Intervention(s)
We will randomly assign each participant to one of six conditions. These conditions are the treatment groups A-D (described below) plus a control condition and a placebo condition.
Participants in the control condition will read text that describes the role of food in everyday life and no additional text. Participants in conditions A-D will read additional text that will be specific to the condition. The subjects in the placebo group will read a text unrelated to food; specifically, it will be a text about the importance of breathing clean air.
Additional text participants will read in conditions A-D:
A. Provide subjects with (factual) “social information” about dietary choices of the population, for example “thousands of people are adopting a plant-based diet”.
B. Put subjects in a “loss domain” state, with text that cites the average number of animals that die each year as a result of an individual eating a non-plant-based diet.
C. Put subjects in a “gain domain” state, with text that cites the average number of animals’ lives that an individual can save each year by adopting a plant-based diet.
D. Sentience/sapience/morality: Highlight animals’ ability to feel pain, and the fact that many standard farming practices inflict pain.
Next we will assess whether the provision of specific information affects opinions about eating animal-derived products. Within a set of general questions about attitudes, we will ask participants to indicate if a sentence like “If the taste and texture were identical to beef, I would be likely to eat a vegetarian burger” applies to them. This simple design will provide us with immediate self-reported information about whether attitudes change in the different conditions. The advantage of simplicity comes with the cost that the results would be based on “stated” rather than “revealed” preferences. Given also the nature of the question of interest, demand effects and social desirability biases are possible. This concern, however, is unlikely to be severe in our case because we are interested not only in the difference between the treatments and the control, but also in the differences between each of the individual treatments. To the extent that demand effects and social desirability biases are present in all conditions, looking at the differences would help “net out” this potential confound.
In addition to the above-described research questions, we will have all study participants complete the “Big Five” personality markers (Gosling, S. D., Rentfrow, P. J., & Swann, W. B., Jr. (2003). A Very Brief Measure of the Big Five Personality Domains. Journal of Research in Personality, 37, 504-528). Including these types of questions will help us determine whether key variables of interest regarding changes in dietary choice correlate with personality measures.
The main hypothesis that we are testing is whether the behavioral interventions and/or the provision of morality-based information leads to more aversion toward eating animal products. However, we may find different results. For example, views and habits with respect to diet tend to be stable and, we may find participants are impervious to information focused on eliciting moral concerns.
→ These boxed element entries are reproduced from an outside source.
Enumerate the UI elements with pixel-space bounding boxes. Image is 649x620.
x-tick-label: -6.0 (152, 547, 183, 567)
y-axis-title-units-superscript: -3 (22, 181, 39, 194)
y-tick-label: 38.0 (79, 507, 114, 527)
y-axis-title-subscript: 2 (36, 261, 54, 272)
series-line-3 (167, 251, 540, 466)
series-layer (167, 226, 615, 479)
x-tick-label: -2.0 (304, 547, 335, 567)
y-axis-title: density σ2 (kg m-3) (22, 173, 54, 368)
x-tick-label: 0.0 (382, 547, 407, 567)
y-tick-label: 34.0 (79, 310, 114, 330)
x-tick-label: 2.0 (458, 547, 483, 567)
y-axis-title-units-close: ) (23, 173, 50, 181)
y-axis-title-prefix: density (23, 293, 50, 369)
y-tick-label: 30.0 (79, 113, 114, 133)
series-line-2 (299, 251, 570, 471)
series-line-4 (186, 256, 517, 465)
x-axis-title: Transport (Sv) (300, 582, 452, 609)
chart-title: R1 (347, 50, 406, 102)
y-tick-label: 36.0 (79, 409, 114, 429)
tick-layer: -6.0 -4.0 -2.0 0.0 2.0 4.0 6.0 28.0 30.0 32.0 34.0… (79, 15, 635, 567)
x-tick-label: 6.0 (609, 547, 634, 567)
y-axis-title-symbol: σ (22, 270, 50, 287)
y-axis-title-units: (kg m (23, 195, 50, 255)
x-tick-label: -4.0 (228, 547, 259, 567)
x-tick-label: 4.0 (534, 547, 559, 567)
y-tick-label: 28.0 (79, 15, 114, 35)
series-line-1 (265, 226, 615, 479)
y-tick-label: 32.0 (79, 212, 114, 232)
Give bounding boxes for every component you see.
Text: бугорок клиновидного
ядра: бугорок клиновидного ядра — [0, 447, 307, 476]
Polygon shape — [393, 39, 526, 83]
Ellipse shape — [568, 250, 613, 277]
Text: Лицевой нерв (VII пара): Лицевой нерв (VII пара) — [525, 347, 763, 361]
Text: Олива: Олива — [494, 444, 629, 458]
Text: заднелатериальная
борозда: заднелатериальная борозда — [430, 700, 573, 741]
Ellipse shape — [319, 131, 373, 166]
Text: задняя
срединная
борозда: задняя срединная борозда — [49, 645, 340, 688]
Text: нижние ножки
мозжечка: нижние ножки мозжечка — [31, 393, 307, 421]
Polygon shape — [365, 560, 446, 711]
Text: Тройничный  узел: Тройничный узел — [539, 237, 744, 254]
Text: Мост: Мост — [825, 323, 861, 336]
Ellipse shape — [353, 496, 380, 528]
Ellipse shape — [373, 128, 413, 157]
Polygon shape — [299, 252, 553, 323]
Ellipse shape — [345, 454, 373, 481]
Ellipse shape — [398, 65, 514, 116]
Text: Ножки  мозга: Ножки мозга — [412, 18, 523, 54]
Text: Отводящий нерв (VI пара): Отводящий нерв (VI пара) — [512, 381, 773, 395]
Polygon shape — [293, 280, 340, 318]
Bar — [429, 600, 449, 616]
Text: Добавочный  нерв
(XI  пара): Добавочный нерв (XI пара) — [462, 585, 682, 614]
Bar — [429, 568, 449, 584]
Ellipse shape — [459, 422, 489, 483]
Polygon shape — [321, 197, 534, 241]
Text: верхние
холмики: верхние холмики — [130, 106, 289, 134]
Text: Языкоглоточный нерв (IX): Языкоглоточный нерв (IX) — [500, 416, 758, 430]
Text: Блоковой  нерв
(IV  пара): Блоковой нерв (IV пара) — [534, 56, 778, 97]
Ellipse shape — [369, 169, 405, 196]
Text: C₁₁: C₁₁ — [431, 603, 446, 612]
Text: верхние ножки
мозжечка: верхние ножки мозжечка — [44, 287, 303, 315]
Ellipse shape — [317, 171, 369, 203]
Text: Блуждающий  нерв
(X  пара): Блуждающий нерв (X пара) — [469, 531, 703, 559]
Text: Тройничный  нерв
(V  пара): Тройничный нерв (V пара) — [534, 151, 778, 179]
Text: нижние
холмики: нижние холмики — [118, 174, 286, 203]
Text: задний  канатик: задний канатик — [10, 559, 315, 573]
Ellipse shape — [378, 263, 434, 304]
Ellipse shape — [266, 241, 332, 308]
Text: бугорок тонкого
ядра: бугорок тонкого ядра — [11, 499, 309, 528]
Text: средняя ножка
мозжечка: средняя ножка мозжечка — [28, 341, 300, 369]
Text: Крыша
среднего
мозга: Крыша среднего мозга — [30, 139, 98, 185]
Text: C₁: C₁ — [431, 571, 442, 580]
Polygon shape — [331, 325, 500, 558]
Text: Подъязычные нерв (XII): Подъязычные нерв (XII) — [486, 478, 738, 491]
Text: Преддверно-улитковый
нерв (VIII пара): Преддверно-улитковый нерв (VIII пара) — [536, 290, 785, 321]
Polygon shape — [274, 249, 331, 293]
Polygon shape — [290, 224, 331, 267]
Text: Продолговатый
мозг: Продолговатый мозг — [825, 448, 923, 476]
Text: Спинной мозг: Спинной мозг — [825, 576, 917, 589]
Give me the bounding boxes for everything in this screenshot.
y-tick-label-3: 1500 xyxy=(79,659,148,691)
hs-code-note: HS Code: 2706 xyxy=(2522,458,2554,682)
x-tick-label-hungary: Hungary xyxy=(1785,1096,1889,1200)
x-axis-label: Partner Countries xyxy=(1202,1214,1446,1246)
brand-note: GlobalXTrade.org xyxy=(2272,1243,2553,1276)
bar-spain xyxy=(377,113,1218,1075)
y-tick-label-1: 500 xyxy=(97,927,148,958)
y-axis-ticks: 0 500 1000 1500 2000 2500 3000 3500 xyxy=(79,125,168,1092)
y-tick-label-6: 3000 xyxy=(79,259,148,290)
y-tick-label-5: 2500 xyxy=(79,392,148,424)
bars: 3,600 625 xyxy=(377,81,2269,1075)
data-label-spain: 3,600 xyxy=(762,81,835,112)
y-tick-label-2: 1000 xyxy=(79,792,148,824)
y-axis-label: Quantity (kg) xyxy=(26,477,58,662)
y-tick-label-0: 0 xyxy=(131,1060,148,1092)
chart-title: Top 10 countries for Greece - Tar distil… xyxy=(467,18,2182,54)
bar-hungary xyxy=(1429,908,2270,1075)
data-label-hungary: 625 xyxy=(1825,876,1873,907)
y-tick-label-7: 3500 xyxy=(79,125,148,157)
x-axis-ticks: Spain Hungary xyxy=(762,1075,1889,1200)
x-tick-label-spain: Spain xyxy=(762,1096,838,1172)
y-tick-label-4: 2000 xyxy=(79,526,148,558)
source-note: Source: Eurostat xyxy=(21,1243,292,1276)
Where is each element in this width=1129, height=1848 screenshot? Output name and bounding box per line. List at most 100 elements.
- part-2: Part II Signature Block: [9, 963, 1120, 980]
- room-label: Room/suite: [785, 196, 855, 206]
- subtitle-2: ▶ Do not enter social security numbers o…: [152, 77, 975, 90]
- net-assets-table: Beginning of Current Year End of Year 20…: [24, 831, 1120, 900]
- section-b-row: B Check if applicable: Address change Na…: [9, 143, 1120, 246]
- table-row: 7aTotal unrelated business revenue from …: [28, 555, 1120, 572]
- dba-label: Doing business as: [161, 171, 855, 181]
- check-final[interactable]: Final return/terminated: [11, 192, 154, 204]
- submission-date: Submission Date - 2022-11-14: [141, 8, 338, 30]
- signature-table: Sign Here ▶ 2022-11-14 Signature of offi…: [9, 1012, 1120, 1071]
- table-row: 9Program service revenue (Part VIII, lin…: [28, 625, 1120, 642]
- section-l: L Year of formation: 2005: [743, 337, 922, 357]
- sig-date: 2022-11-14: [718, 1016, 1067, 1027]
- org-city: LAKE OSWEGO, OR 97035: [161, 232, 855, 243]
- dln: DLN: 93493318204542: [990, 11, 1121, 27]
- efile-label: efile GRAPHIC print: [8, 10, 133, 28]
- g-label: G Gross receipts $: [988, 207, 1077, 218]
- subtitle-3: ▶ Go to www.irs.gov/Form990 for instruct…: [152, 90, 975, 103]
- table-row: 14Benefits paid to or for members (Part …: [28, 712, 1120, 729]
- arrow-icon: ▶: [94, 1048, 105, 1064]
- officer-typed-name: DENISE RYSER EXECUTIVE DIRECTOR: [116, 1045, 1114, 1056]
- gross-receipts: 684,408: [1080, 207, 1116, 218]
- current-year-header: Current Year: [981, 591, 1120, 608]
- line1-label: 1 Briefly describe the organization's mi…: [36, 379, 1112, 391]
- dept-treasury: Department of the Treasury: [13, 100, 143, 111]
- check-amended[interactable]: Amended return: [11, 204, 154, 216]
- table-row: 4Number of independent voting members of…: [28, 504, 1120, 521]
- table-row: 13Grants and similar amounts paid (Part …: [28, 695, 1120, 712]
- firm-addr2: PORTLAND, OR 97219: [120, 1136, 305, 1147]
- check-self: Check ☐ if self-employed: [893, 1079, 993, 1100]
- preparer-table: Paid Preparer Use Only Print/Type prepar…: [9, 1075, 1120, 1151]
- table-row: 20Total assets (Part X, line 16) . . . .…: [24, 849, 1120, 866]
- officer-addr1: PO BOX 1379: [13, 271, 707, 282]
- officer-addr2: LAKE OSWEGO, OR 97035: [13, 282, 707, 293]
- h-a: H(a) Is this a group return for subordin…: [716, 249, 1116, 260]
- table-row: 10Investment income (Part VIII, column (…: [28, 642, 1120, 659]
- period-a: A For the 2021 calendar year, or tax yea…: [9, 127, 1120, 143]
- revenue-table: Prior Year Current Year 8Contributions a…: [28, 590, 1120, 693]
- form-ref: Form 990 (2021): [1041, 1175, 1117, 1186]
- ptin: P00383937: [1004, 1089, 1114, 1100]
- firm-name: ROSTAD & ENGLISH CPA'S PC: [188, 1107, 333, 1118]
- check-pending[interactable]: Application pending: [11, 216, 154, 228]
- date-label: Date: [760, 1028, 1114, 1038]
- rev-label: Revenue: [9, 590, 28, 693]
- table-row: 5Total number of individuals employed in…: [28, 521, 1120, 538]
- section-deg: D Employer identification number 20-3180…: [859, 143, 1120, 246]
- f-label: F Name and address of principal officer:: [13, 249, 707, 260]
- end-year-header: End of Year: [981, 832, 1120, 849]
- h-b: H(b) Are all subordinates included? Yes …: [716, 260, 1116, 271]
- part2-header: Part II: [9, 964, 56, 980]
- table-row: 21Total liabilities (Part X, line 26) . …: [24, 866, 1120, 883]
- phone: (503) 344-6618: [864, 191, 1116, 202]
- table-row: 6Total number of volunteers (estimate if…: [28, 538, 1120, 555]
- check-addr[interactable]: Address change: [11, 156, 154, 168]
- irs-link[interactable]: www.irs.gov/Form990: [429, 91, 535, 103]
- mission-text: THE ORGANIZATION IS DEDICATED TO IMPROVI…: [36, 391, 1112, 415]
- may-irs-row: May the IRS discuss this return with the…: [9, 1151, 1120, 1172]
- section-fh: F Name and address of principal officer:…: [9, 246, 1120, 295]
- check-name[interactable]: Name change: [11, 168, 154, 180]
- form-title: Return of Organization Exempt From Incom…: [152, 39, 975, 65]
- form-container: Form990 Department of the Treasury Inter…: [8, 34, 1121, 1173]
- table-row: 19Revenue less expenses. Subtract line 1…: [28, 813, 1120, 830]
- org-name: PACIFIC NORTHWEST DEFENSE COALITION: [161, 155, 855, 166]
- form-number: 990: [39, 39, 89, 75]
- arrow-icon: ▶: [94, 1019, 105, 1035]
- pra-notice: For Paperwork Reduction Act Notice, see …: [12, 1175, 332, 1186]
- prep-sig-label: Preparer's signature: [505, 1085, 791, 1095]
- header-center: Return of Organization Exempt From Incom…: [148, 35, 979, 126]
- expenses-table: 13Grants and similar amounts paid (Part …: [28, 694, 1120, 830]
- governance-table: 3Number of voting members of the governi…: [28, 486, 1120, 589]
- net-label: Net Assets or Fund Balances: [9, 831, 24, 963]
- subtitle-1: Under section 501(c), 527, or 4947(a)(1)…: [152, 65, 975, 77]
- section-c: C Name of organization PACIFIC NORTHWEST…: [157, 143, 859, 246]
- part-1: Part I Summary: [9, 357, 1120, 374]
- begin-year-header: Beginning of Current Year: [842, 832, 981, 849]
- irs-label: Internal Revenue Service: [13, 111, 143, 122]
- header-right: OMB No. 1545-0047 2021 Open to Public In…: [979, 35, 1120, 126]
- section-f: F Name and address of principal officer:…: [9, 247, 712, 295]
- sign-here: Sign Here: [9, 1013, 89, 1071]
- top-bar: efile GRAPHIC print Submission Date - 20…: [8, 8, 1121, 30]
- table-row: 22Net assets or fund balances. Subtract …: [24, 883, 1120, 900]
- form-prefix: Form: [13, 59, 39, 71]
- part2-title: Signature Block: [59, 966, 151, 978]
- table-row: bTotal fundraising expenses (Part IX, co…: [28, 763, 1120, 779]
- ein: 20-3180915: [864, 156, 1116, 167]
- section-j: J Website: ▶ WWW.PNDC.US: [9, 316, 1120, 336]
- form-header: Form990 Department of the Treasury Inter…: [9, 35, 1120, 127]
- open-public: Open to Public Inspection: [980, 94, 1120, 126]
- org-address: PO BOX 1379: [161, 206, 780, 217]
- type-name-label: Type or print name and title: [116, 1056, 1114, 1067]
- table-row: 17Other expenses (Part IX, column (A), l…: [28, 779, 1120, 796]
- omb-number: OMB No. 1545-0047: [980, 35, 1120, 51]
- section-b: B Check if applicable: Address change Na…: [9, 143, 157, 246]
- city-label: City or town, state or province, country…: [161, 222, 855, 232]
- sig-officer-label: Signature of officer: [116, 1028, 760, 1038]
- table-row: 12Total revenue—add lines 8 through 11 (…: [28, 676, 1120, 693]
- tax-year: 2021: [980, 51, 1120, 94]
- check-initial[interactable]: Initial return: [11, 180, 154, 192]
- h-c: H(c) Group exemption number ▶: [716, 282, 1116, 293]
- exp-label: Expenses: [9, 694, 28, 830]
Alternately, individuals may even resist information which conflicts with their baseline belief that their diet is morally acceptable, and perhaps cognitive dissonance or some other mechanism may cause them to become further entrenched in their current beliefs and behavior.
To test our hypotheses, we will examine whether there are differences across conditions in the attitude and behavior measures we include in the study.
To screen out invalid responses, we will have 3 coders go through participants' summaries of the message they just read and indicate (yes/no) whether they believe the participant has shown evidence that he/she read the assigned message. If all 3 coders unanimously agree that a participant has not shown evidence of having read the assigned message, then that participant will be removed. Otherwise, the participant will be included in all analyses.